Сама численность болгарского народа, простирающаяся по обе стороны Балканских гор до пяти миллионов душ, показывает, что раньше или позже ему суждено играть свою роль в истории. [376] Теперь к этой роли призывают его обстоятельства, созданные русским оружием.

Не смотря на расселение болгар на значительном пространстве, — от Дуная до Эгейского моря, — наружность этого народа почти везде представляет один общий тип. Исключение остается только за небольшим участком в Деспото-Планине (Родопские горы). Небольшого росту, но крепкосложенный болгарин, не отличается ни красотою, ни даже выразительностию своей физиономии. В нем проглядывает смесь турка и славянина, хотя и не высказывается ни одного из признаков, составляющих принадлежность этих рас. Весьма вероятно, что долговременное унижение изгладило в нем всякую самобытность. Болгарские женщины редко бывают красивы, хотя лица их гораздо выразительнее, чем у мужчин. Но и при самой миловидности болгарок, в них почти незаметно молодости и неразлучной ее спутницы — игривости, как будто непосильный труд с самого детства положил на них печать утомления и преждевременного истощения.
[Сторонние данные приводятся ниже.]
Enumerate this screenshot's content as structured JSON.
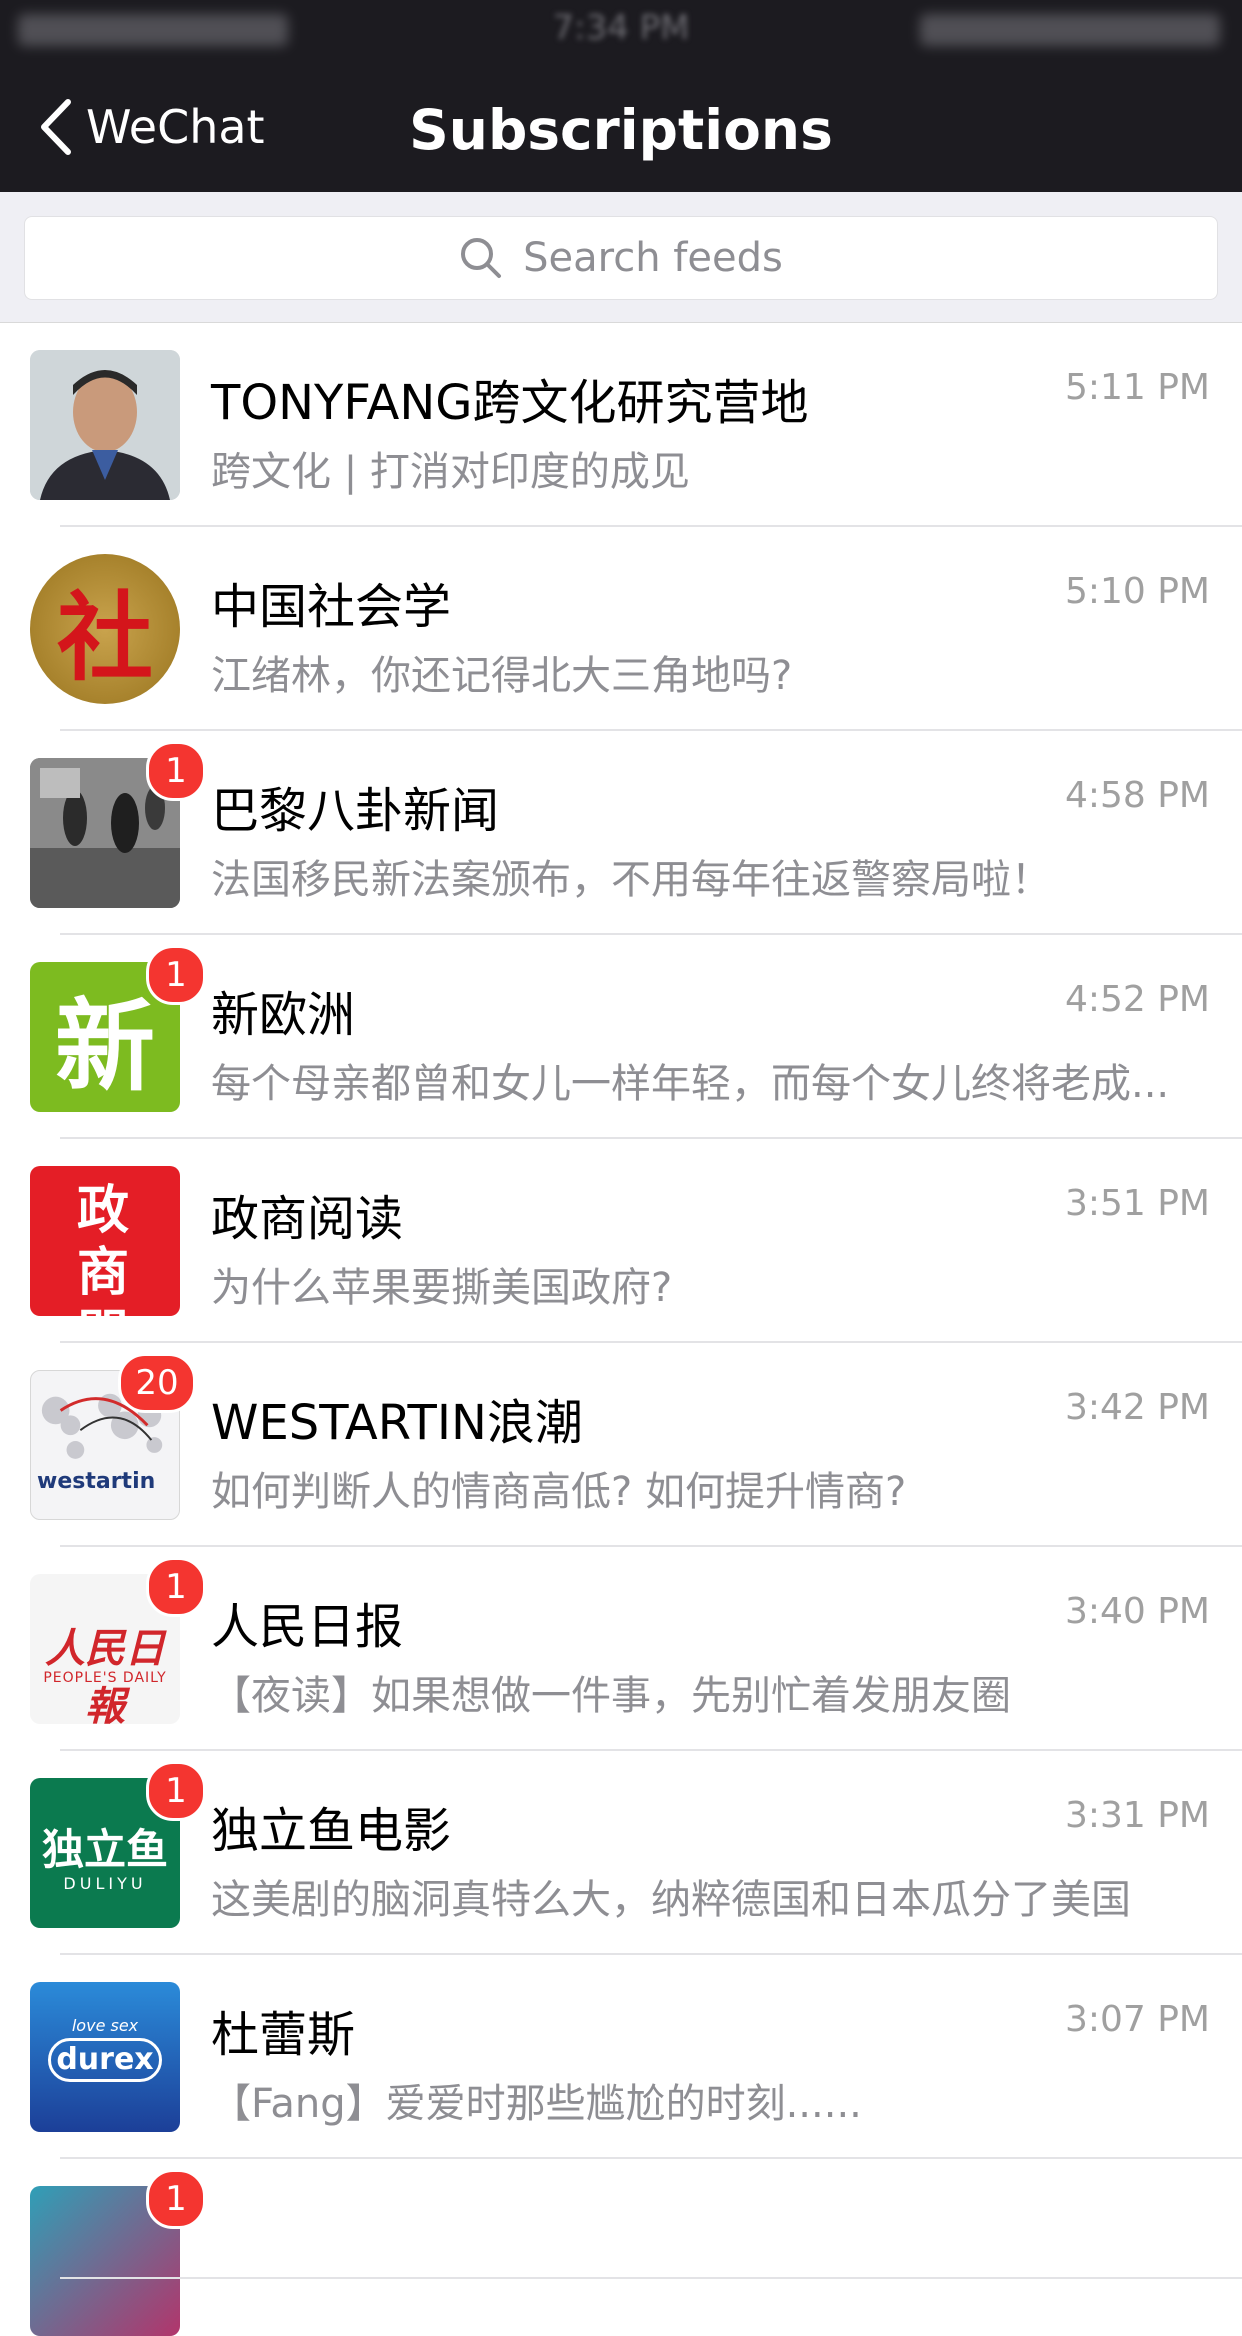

Девушки любят украшать себя цветами, которые вплетают себе в волосы; замужние и пожилые женщины носят на голове белые покрывала. Болгарка имеет большое влияние на мужа, — черта чисто славянская, — в противоположность гречанке, которая в своей семье считается наравне с детьми.

Вообще болгарин одевается бедно. Куртка, летом из шерстяной ткани, а зимою из овчины, такие же широкие штаны, поддерживаемые поясом, барашковая шапка, а на ногах опанки, — куски полотна или шерстяной ткани, обмотанные ремнем, вот и все его одеяние, напоминающее отчасти одеяние пастухов новороссийских степей.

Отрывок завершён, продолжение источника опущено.